Revisiting studies of the orientation of low-latitude scintillation patterns using a local network of spaced GNSS-based monitors

Low-latitude ionospheric scintillation can be described as the manifestation of fast-moving and time evolving diffraction patterns created by ionospheric irregularities associated with Equatorial Spread F (ESF) (e.g., Basu, S. et al. 1996).

Ionospheric irregularities are commonly assumed to map along geomagnetic field lines, and it has been proposed that the orientation of this scintillation pattern can be determined by a consideration of the projection of the magnetic field vector onto the receiver plane (Kintner et al. 2004).

Kintner et al. (2004) described this orientation using a straightforward projection model. The model was able to represent some of the data tested but was deemed unsatisfactory for nearly two thirds of the dataset. Here, we revisit their work and compare it with experimental data. More specifically, we extend their projection model to the general case, accounting for different projection geometries with respect to the magnetic vector at each ionospheric pierce point (calculated using IGRF-13) and a non-ideal receiver plane.

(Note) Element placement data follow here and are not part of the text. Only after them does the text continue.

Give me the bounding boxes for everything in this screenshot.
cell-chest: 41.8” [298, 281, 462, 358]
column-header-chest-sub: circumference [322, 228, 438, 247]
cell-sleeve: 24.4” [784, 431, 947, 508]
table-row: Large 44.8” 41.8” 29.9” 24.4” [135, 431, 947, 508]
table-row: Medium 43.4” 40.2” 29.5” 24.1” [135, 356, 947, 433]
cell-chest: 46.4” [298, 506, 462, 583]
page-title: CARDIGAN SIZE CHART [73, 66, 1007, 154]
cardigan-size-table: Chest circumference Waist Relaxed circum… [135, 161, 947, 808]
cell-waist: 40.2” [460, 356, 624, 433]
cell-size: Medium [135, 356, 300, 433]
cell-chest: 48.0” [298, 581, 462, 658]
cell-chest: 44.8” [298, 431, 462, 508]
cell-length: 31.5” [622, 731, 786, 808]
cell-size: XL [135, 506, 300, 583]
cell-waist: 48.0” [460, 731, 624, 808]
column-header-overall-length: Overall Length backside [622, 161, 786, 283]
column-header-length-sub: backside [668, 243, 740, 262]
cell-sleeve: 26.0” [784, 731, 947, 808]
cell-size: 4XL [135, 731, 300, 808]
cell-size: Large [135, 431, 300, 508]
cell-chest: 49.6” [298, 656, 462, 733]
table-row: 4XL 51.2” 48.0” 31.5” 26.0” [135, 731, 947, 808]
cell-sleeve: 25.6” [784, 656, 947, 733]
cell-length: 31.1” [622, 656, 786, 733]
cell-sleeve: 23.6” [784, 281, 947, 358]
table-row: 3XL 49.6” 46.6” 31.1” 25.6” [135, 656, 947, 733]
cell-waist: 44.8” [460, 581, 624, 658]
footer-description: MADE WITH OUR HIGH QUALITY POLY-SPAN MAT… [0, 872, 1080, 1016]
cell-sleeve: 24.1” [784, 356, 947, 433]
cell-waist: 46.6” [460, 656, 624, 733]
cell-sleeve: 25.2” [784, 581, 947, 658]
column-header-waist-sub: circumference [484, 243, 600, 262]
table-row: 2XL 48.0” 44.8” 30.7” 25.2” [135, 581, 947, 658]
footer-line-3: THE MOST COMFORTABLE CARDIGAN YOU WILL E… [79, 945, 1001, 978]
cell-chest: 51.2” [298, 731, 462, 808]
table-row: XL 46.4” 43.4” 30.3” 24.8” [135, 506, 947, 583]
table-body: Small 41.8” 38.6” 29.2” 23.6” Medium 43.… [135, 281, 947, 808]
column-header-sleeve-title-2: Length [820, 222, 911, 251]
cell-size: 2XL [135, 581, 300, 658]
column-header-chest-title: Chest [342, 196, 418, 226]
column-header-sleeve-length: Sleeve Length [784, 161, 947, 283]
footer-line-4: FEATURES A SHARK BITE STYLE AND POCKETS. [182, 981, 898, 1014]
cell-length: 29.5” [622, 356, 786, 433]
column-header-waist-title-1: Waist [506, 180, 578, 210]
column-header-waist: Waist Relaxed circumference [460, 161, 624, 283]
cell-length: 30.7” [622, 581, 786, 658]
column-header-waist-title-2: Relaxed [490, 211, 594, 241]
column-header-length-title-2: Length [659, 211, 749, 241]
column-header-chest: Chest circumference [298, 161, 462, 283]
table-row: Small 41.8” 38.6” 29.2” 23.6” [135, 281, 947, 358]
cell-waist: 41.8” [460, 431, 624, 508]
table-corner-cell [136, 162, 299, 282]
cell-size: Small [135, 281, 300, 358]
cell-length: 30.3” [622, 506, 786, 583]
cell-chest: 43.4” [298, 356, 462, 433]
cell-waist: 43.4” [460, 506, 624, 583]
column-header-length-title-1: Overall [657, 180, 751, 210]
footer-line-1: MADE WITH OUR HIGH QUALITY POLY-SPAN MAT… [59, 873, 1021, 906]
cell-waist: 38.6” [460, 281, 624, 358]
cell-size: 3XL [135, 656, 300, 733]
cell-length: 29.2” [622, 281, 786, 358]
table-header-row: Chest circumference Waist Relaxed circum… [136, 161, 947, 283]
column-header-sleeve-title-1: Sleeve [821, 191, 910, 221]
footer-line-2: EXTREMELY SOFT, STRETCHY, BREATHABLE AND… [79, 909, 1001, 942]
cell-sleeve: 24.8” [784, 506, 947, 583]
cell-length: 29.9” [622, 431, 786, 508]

We apply our approach using measurements made during a week-long campaign in March 2023 at the Jicamarca Radio Observatory in Peru. Measurements were made by five GNSS-based scintillation monitors placed in baselines with lengths ranging from 940m to 6.4km in the magnetic N-S direction and a single baseline 144m long apart in the E-W direction. By performing a correlation analysis on the GNSS signals received by the stations, we could directly measure the orientation of the scintillation pattern. We compare these measurements with the modeled values, finding good agreement between the expected and the measured orientations even among the set that was discounted from the original analysis.